I was just wondering if anyone has ever purchased a Cabela's Brand E-collar. I know that Cabela's will stand behind their products, and I was just thinking that this might be the way to go. From what I have read of product reviews from all different types of collars is that eventually they need replaced. I thought that if that is the case then when it comes time to replace a Cabela's collar, they would replace it at no cost. Anyone have any experience with these collars, or who makes their collars?


----------



## Adam Higgins (May 22, 2007)

*Collar*

I have a Cabelas e-collar, Innotek is the one that makes it. Great product and cabelas stand behind there product. It is a great product for a am trainer very easy to use and 1-15 levels. LCD display.


----------



## Richard Fuquay (Jun 4, 2006)

I bought a GS-4500 from Cabelas last year and it has worked flawlessly so far.

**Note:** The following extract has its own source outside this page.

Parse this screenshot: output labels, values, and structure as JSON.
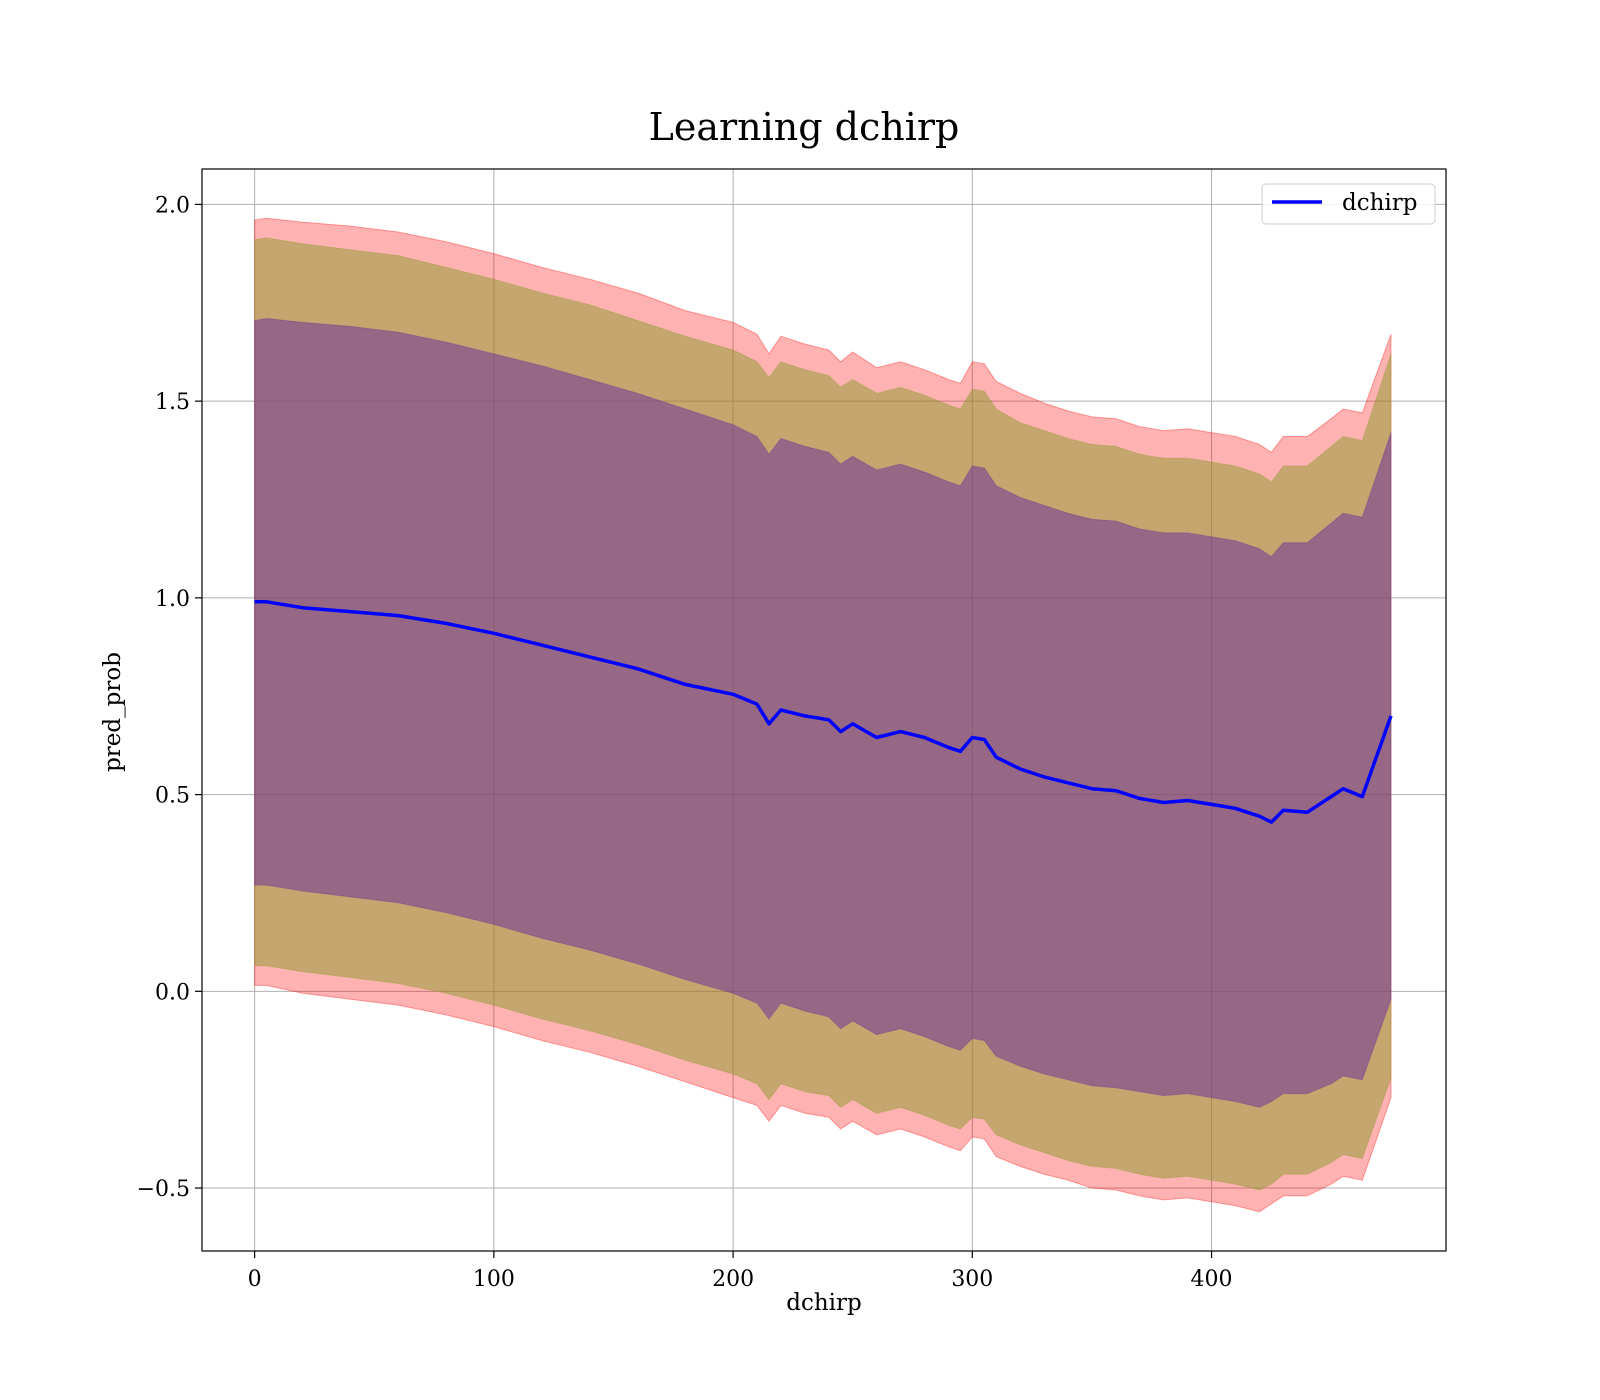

It was my first e-collar purchase and I bought it without any real knowledge of the various brands. Many on here will knock Innotek, but my experience has been very good so far. The 4500 has 30 different levels and claims a 1,000 yd range.


----------



## Ed Hogan (Mar 14, 2007)

I have a Cabellas collar and was satisfied at first. Claimed 1000yd. but it does get inconsitant when you get out to the 300 range. Also the transmitter buttons wear kind of quick. The real issue I have with it is when you have to switch intensity settings quickly to have the correct correction at the right time it is kind of cumbursome. I would spend the extra money and get the TT field pro.


----------



## texasbirdhunter (Jul 8, 2007)

*Cabelas Collars*

Made for Cabelas by Innotech in China---If you want the best buy a TT---If you do not need a mile range look at the Sport Basic from TT---It is simple to use , has a 1/2 mile range and is sold for I think $239.00 at all the major retailers or online places----


----------



## Ed Hogan (Mar 14, 2007)

If anyone is interested the inotec I have is 1year and 1 month old and has quit.. Going to TT.


----------



## WindyCreek (Jan 3, 2007)

After a considerable number of problems with my last Innotek (Retriever Trainer) I have switched to the SportsDog Brand and have been happy with the product (Sport Hunter 1800). I have used the 1800 on both dry land and in water training scenarios for over two years without any problems.


----------